Views from Phanfare CEO and Co-founder Andrew Erlichson

Link Cache Coherency in the face of flaky networks and sudden shutdowns

When I was at Ph.D. student at Stanford, we researched hardware cache coherency for multiprocessing. In these environments, network messages are not lost and the components do not fail or shutdown unexpectedly.

You would think that when building a caching client that works in offline mode for the web, that you could apply this knowledge. In reality though, the internet, with its flaky networks and unreliable client computers poses unique challenges.

At Phanfare, we have now built 3 caching clients that need to work offline and with intermittent network connectivity and sudden client shutdowns: the mac client, the PC client, and Phanfare Photon for the iPhone.

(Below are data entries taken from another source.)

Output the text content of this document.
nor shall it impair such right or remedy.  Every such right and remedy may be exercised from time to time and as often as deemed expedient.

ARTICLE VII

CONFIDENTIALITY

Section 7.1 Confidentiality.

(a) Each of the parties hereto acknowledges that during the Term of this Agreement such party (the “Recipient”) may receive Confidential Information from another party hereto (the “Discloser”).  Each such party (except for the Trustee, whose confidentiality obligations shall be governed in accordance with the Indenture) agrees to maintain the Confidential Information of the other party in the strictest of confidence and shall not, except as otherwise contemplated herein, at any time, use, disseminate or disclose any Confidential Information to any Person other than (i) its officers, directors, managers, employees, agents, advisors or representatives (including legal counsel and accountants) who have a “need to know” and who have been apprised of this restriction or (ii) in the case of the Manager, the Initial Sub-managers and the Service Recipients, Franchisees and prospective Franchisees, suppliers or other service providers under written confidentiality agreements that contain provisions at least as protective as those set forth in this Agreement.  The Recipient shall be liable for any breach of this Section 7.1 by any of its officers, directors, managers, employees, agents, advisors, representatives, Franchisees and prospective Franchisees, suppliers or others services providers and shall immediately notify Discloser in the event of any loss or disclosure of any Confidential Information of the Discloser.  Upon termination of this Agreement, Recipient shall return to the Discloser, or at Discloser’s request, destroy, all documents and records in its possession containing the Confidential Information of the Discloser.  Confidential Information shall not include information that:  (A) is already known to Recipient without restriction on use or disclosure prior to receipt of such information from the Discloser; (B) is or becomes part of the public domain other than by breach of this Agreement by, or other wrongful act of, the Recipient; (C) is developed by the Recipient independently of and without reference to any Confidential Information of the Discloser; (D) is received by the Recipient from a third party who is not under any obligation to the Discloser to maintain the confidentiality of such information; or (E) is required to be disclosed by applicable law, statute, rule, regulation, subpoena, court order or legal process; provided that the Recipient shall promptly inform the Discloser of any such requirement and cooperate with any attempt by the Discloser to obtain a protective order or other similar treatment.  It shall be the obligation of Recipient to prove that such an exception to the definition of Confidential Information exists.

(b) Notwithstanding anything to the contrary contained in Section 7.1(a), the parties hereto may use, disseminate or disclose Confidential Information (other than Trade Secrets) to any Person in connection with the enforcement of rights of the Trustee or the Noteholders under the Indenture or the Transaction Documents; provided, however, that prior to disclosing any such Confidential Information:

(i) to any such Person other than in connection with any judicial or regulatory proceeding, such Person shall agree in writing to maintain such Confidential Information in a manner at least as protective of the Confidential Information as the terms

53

Every one of them has a way of “clearing the cache” which is an admission that from time to time, state becomes corrupted and must be rebuilt from the server.

Outlook offers a cached disconnected mode and it has a way of starting in safe mode, and sometimes rebuilds its outlook database on startup.

Now Gmail is going to offer an offline mode through Google Gears and it too has a “flaky connection mode,” making the underlying network infrastructure visible in the user interface. Instead, it should just work.

Seems to me that what Ph.D.s should be studying is how to build reliable cache coherent systems in the face of flaky networks and sudden shutdowns.

  • Will
    This is why the desktop clients are better than the web client.
  • Well, this is why the desktop client is harder to write than the web client, but actually our web client does have some caching built-in, just not offline caching.
  • Will
    Do you think there will be a future where offline caching is possible in a normal web browser? That is, when I could start an upload to an online service using my web browser and it would pick up from where it left off even when the connection is interrupted or the browser crashes.
  • Try Zimbra mail client (their offline client). It works just like you've described, extremely well.
  • absolutely. google gears enables offline use of the browser and google as made several of their web apps gears-aware, including google reader and google mail.
  • JJ Freitag
    OK, you were right. Really geeky.
  • yes, my blog is very geeky. gotta go with what you know.